Иванец не ответил. Он дрых и знать не знал, какие страсти кипят у его кровати. Вместо него ответил мент:

— Не вздумай! Какая это высшая справедливость, если суда еще не было?

Я, не удержавшись, хихикнул. Глупейший довод. Но вступать в дискуссию не стал — время поджимало. Махнув на охранника рукой, вышел в коридор, а оттуда — в соседнюю палату.

Здесь тоже спали. Но не так увлеченно — за здешних пациентов давешнему доктору денег не платили и он им снотворного пожалел. А потому, когда я открыл окно и собрался перебраться на лестницу, один из болящих сделал вид, что проснулся и недовольно пробурчал:

— Кого там хрен принес?

— Пожарная безопасность, — успокоил я. — Наличие пожарной лестницы проверяю. А вы, мужчина, спите. Все равно вас к пожарной лестнице не подпустят — без парашюта нельзя.

— Приснится же! — удивился он. Отвернулся к стене и сразу захрапел. Мне бы такие нервы.

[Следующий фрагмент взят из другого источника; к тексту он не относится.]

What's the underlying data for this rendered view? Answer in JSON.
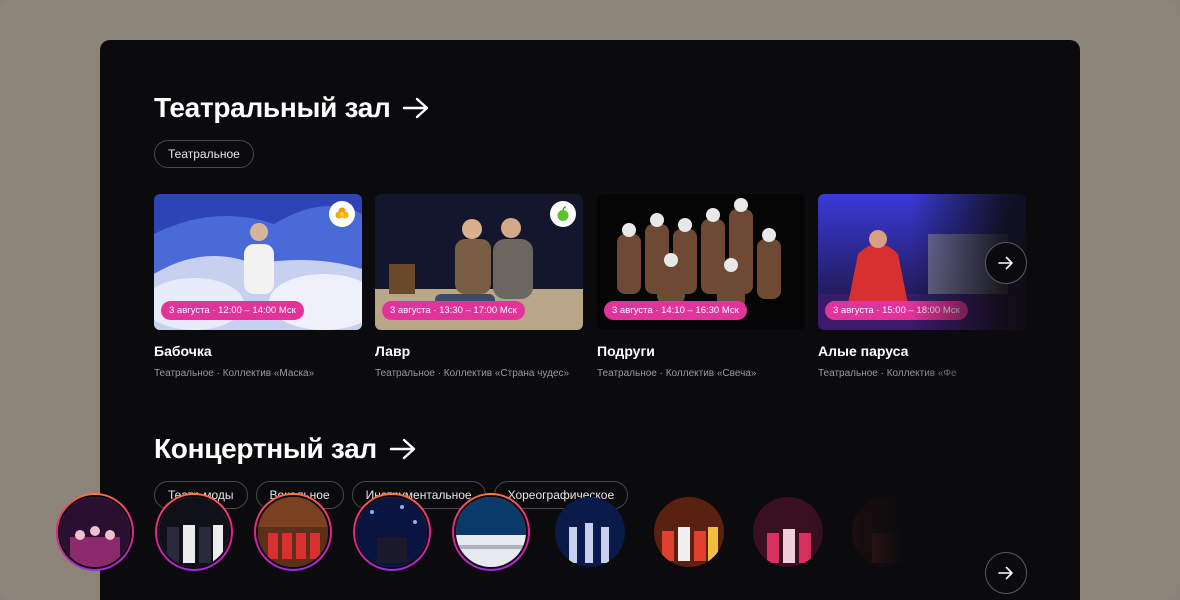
{
  "theater": {
    "title": "Театральный зал",
    "chips": [
      "Театральное"
    ],
    "cards": [
      {
        "title": "Бабочка",
        "time": "3 августа · 12:00 – 14:00 Мск",
        "subtitle": "Театральное · Коллектив «Маска»",
        "badge": "orange-flower-icon"
      },
      {
        "title": "Лавр",
        "time": "3 августа · 13:30 – 17:00 Мск",
        "subtitle": "Театральное · Коллектив «Страна чудес»",
        "badge": "green-apple-icon"
      },
      {
        "title": "Подруги",
        "time": "3 августа · 14:10 – 16:30 Мск",
        "subtitle": "Театральное · Коллектив «Свеча»",
        "badge": ""
      },
      {
        "title": "Алые паруса",
        "time": "3 августа · 15:00 – 18:00 Мск",
        "subtitle": "Театральное · Коллектив «Фе",
        "badge": ""
      }
    ]
  },
  "concert": {
    "title": "Концертный зал",
    "chips": [
      "Театр моды",
      "Вокальное",
      "Инструментальное",
      "Хореографическое"
    ],
    "stories_count": 9
  },
  "colors": {
    "accent_pink": "#e2339a",
    "panel": "#0b0b0d",
    "backdrop": "#8c8379"
  },
  "icons": {
    "section_arrow": "arrow-right-icon",
    "next": "arrow-right-icon"
  }
}
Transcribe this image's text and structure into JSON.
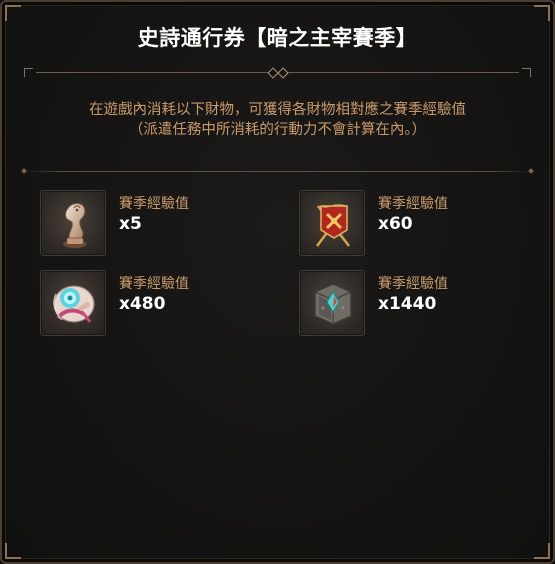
{
  "dialog": {
    "title": "史詩通行券【暗之主宰賽季】",
    "description_line1": "在遊戲內消耗以下財物，可獲得各財物相對應之賽季經驗值",
    "description_line2": "（派遣任務中所消耗的行動力不會計算在內。）"
  },
  "items": [
    {
      "icon": "chess-knight-icon",
      "label": "賽季經驗值",
      "value": "x5"
    },
    {
      "icon": "war-banner-icon",
      "label": "賽季經驗值",
      "value": "x60"
    },
    {
      "icon": "magic-scroll-icon",
      "label": "賽季經驗值",
      "value": "x480"
    },
    {
      "icon": "stone-crystal-icon",
      "label": "賽季經驗值",
      "value": "x1440"
    }
  ],
  "colors": {
    "accent_text": "#c99b6a",
    "frame_gold": "#8a7352",
    "background": "#151413"
  }
}
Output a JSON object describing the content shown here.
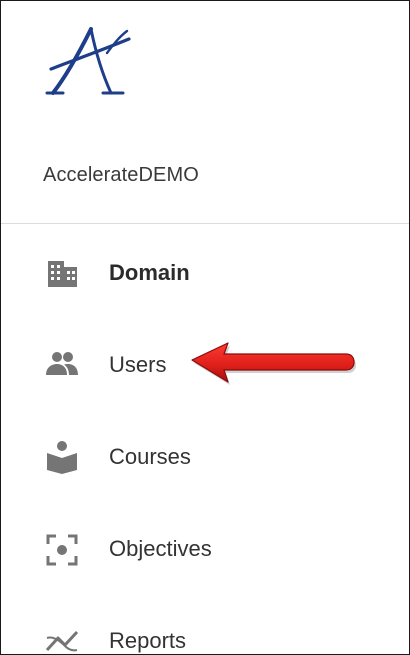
{
  "app": {
    "logo_icon": "accelerate-logo-icon",
    "organization_name": "AccelerateDEMO"
  },
  "sidebar": {
    "items": [
      {
        "label": "Domain",
        "icon": "building-icon",
        "active": true
      },
      {
        "label": "Users",
        "icon": "people-icon",
        "active": false
      },
      {
        "label": "Courses",
        "icon": "book-reader-icon",
        "active": false
      },
      {
        "label": "Objectives",
        "icon": "center-focus-icon",
        "active": false
      },
      {
        "label": "Reports",
        "icon": "trending-icon",
        "active": false
      }
    ]
  },
  "annotation": {
    "arrow_icon": "red-arrow-icon",
    "arrow_color": "#e0201b"
  },
  "colors": {
    "logo_blue": "#1f3e8a",
    "icon_gray": "#757575",
    "text": "#333333"
  }
}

Хотя — чего на судьбу грешить? Сам я, взбираясь по лестнице, тоже особого мандража не испытывал. Вместо мандража был кураж. Ощущение, будто все, что бы я сейчас ни сделал, окажется правильным и просто не может не получиться. Хорошее ощущение. Жаль, что оно меня редко посещает.

Добравшись до края лестницы, я понял, что не зря отговорил мента сдергивать Батона с крыши. Он действительно привязал к тросу не только себя, но и вытяжную трубу. Так что охранник задолбался бы дергать. Возможно, сделал бы Батону талию, как у бабочки, но трубу ему явно было не забороть.

Сам же Батон, дурак-дураком, стоял у той самой трубы и, пардон, мочился в нее. Меня он не заметил, да и ничего вокруг вообще не замечал — был слишком увлечен процессом. Так что я без труда подрался к нему с тыла и сунул пистолет в район почки:

— Что ж ты, гнида, делаешь? У меня соседу в рот льется, он уже захлебнулся совсем, а ты все ссышь и ссышь.

Реакция Батона была удивительной. Он вжикнул молнией, с перепугу прищемив свое хозяйство, взвизгнул по-поросячьи и побежал. Забыв при этом, что привязан к трубе. Трос метров через шесть-семь напомнил ему об этом, рванув спринтера обратно.

Проверку на прочность трос прошел. Чего не скажешь о Батоне. Его как-то хитро вывернуло и от всей души приложило спиной к крыше. Он даже вякнуть не успел. Все, что мне оставалось — подойти к нему и участливо поинтересоваться:

— Че, братан? Гребаный гололед?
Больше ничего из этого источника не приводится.